“Hey, if I am going to lose, let me lose doing something.” – sam seaborne on west wing

I was typing something about my global generation education initiative and I had West Wing on in the background and I heard the Rob Lowe character say this line.

It made me pause.

The dilemma with pursuing a legacy idea is although it has a high appeal for success (because it means ‘something’) it is difficult, time consuming, has low chance of success (ever being implemented) and it doesn’t pay bills.

And it makes you think about the whole idea of pursuing and reaching a “legacylike” idea.

I imagine any life decision, seeking a new job/pursuing a legacy idea/pursuing a new business idea/whatever, combined with the fact you have to sustain and maintain everyday life responsibilities at exactly the same time is a version of this dilemma.

I would like to claim this chart but some guys at 50topmodels.wordpress.com created it.

So. Some guy named John William Atkinson wrote Motivational Determinants of risk-taking Behavior in Psychological Review in 1957. He suggested that if one can choose the grade of complexity (difficulty) of a task individually and independently most of the decisions are taken in a mid-complexity-level. Too easy tasks or too difficult tasks can neither provoke a strong feeling of satisfaction nor a strong disappointment. Or the other way round. Highly motivated people often choose a realistic complexity of tasks whereas low motivated people choose tasks that are finally to easy or too difficult for them.

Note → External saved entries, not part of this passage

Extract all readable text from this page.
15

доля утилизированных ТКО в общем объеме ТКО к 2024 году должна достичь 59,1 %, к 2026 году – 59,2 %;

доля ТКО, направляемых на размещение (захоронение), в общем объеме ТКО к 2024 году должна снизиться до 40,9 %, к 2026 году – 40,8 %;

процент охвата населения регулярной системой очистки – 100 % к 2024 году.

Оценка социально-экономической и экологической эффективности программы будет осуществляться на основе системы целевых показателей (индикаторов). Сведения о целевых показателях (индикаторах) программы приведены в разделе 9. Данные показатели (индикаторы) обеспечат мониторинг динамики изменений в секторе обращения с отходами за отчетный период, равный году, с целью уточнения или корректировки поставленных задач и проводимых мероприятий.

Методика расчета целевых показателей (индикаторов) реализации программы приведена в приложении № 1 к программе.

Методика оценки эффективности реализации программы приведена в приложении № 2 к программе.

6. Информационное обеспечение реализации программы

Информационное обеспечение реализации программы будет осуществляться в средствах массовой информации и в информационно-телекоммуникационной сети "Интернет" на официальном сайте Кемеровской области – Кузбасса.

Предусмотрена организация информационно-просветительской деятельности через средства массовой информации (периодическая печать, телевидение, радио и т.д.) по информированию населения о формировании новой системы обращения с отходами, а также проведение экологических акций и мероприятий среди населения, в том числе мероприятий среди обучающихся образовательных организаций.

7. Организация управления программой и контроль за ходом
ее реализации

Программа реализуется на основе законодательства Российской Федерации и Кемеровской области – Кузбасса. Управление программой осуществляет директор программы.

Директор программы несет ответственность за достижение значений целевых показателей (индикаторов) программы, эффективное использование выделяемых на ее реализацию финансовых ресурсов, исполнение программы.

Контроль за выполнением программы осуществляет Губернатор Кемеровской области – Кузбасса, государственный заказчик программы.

Then Atkinson continued his studies with something else which I am hoping would make me feel better about my legacy idea but I couldn’t find anything else he wrote that I could understand.

But. Here is where I think I would sit good ole JW Atkinson down and have a debate.

If I set aside the fact bills have to be paid at some point I would say he doesn’t give ‘appeal of success’ enough emphasis. Especially if the appeal of success is tied to “doing something” or maybe better said ‘doing something that may truly matter.’

As Sam Seaborne says “if I am gonna lose let me lose doing something.”

And, while I am talking about the legacy I personally want to leave behind, I would imagine this thought bleeds into many of our lives.

I don’t think I am different than most people.

We all want to ‘do something.’

With me it’s this.

For some parents it is going to be their children.

For other parents it is a business or an idea that they want to leave behind for their children.

For others it may be number of kids they taught who went on to be happy & healthy people.

For some it may be that they have made something that will live on.

But deep in our heart of hearts we want to know that we have done something that matters.

In a ‘big’ thought kind of way somewhere in all of us we would like to leave the world a better place than the way we found it (and everyone can define the extent of ‘better place’ in their own minds).

For example. My friend Scott pointed out in a comment to my immortality post (and a really good point) that it can often simply be making a difference in someone’s life. He is right. And if that is as good as it gets, well, that ain’t bad.

But sometimes the desire to ‘do something’ is bigger than individuals or individual moments.

In my case I am taking ‘world’ literally and not figuratively.

And I guess that Atkinson is suggesting that the size of the ‘do something’ legacy task can often lead to a complexity that increasingly makes it difficult to be successful.

Anyway.

At some point I am going to have to decide whether I am going to compromise (assuming I cannot find someone to implement this idea within a reasonable time frame).

And here is where I and the rest of the world meet regardless of what we are talking about.

Do I seek something to pay the bills but may not make the legacy impact I truly seek to do?

I believe if you are an adult reading this we have all faced this at some point.

(and if you are a 20something or teen reading this please rewind and don’t read this post because you should not have to learn about compromising yet)

Day to day responsibilities (not just bills but true responsibility to others who count on you) is a real life factor in whatever you decide to do or not do. It’s not like you have a blank sheet and put on it “do something that matters.”

The sheet isn’t blank.

Before you put that down you have cars, mortgages, children, mates/partners, work obligations, general shit that needs to get done.

How does it all happen?

Well. In the kindest sense you learn to balance or juggle. In its harshest sense you compromise.

And I fear compromising has left far too many people numb to life … or maybe just numb to their dreams. Or maybe more specifically numb to ‘doing something.’

Maybe I fear that numbness if I end up compromising. I don’t know.

I, as everyone else, certainly want to be happy. Live. And love. And be loved. Travel. See things. Meet people. Meet more people. And learn.

But.

Doing something.

Boy.

Doing something.

Something that can leave the world a better place.

Atkinson is/was probably a shitload smarter than I but I gotta tell ya … if you even have a glimmer of hope of getting to do something big … something really big … something that matters in a big way … something that someone would know was a legacy idea … well … I don’t know.

If am going to lose, I want to know I lost doing something.